I thought we were done with this shit for the year, but here we go again.
Another daycare field trip is on the schedule for Friday. Apparently when they informed us about the three field trips per year, they meant more like six or seven and we failed to read between the lines.
If you remember, each of the previous outings was the source of great stress and debate in our house. Okay, more like in my mind. But, still.
The first was resolved when my mom volunteered to accompany Punky on a trip to a local campground for the day. The second crisis was averted when, after we went ahead and signed the permission slip for her to go to the children's museum, she backed out herself because my parents came for a visit and she wanted to stay home with them instead. I was able to get the day off from work to go with her on the third field trip to the county fair in August and, after witnessing first hand the chaos that resulted from a complete lack of organization on the part of the daycare, I was so relieved we wouldn't have to deal with the issue again until next summer.
When I found the permission slip in her cubby, my stomach instantly turned.
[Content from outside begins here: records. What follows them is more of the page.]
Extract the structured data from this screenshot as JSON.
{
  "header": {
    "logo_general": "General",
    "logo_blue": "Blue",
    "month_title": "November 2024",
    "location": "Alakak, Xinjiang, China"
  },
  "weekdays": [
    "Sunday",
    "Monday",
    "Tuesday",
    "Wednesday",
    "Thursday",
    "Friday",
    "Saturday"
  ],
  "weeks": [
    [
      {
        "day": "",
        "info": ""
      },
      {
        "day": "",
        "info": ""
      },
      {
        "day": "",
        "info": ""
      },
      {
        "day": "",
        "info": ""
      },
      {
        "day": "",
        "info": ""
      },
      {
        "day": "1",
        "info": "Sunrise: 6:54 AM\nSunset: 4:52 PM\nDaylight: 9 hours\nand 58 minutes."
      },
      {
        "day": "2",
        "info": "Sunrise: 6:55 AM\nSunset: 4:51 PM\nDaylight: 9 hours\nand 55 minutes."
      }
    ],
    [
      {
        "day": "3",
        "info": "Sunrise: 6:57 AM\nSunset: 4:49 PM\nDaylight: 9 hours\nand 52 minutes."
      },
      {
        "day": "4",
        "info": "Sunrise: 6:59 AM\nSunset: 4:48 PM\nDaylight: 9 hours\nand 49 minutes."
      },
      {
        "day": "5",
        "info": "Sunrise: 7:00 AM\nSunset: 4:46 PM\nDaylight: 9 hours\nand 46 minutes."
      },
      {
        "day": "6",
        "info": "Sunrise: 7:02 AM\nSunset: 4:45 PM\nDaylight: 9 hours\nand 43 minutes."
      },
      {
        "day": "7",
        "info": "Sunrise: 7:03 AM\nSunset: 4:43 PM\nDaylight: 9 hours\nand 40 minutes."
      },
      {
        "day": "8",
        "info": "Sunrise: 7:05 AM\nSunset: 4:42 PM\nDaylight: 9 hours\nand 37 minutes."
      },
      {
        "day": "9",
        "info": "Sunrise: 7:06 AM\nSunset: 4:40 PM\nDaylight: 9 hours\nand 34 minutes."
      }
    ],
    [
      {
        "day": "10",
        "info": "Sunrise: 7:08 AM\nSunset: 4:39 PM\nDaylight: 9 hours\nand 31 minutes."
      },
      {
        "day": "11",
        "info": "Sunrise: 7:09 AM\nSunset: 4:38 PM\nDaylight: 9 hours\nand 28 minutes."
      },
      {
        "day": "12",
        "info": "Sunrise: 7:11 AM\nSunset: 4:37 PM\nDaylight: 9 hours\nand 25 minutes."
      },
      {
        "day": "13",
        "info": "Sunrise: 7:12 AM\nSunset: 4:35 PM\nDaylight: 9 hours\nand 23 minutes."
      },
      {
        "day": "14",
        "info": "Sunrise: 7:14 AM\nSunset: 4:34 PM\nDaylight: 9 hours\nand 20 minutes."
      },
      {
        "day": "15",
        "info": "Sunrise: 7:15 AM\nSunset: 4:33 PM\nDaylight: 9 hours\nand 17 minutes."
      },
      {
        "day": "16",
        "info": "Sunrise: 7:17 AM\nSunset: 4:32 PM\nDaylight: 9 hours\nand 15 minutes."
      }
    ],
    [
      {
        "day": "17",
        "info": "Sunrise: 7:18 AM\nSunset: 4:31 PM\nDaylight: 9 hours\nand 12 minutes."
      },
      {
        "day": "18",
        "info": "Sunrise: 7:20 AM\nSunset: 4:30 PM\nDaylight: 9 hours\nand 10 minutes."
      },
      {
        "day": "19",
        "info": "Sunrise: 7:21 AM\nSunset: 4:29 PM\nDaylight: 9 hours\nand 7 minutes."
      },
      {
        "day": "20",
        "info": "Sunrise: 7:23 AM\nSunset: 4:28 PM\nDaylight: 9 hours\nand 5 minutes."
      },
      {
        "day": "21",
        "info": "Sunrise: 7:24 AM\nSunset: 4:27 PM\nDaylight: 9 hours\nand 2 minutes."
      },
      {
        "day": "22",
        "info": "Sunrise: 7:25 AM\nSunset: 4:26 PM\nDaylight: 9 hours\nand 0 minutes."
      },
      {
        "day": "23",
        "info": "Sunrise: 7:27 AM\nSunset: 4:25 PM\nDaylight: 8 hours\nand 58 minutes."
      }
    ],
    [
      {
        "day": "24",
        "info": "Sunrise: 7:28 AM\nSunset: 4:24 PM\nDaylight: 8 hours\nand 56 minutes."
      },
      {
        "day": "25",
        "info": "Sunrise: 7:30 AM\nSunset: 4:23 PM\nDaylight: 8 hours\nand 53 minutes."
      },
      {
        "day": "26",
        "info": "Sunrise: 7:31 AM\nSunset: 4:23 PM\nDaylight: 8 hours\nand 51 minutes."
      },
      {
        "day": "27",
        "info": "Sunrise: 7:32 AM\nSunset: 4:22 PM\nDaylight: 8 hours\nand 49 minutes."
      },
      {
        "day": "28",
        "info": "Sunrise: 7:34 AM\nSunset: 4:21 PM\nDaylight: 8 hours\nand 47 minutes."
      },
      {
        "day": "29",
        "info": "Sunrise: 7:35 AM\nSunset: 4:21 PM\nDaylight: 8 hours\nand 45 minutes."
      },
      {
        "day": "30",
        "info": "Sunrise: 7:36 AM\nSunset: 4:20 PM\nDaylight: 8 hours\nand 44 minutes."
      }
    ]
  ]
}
This time they are going to a pumpkin patch for some autumn/halloween activities. Once again they are looking for parents to volunteer to provide transportation, which means Punky could end up in a car with someone we don't even know, let alone trust, because neither of us can take the day off to go with her. When you layer on my experience with the last field trip, saying I'm hesitant is a gross understatement.
Her dad and I talked about it for nearly a week before finally signing the paper. Okay, I talked about it and he nodded a lot, tossed out a few supportive grunts, and changed the subject at every available opportunity.
We checked the "no" box. She isn't allowed to go.
Our plan is to take her to school a little later than usual on Friday to spare her the tantrum that would surely ensue when all the kids get ready to go and she has to stay behind. Yes, I know she's smart enough to realize something isn't quite right when most of the kids aren't there that day, but I'm trying to minimize the blow. I'm sure she'll ask questions and I hope her teachers answer them carefully. Punky is a sharp cookie. One wrong answer could lead to one very long day for the teachers.
I'm confident I made the best decision for her safety, but I can't help feeling guilty. It's not like we never tell her no; she hears it a lot. But, just in case she puts two and two together and realizes that all the other kids got to go somewhere fun and she couldn't because her mommy has paranoid delusions that a mildly intoxicated soccer mom with a suspended license and a minivan not capable of passing state inspection will drive them off a cliff while sexting her secret lover on the way to the pumpkin patch, I've lined up something fun for us to do on Saturday.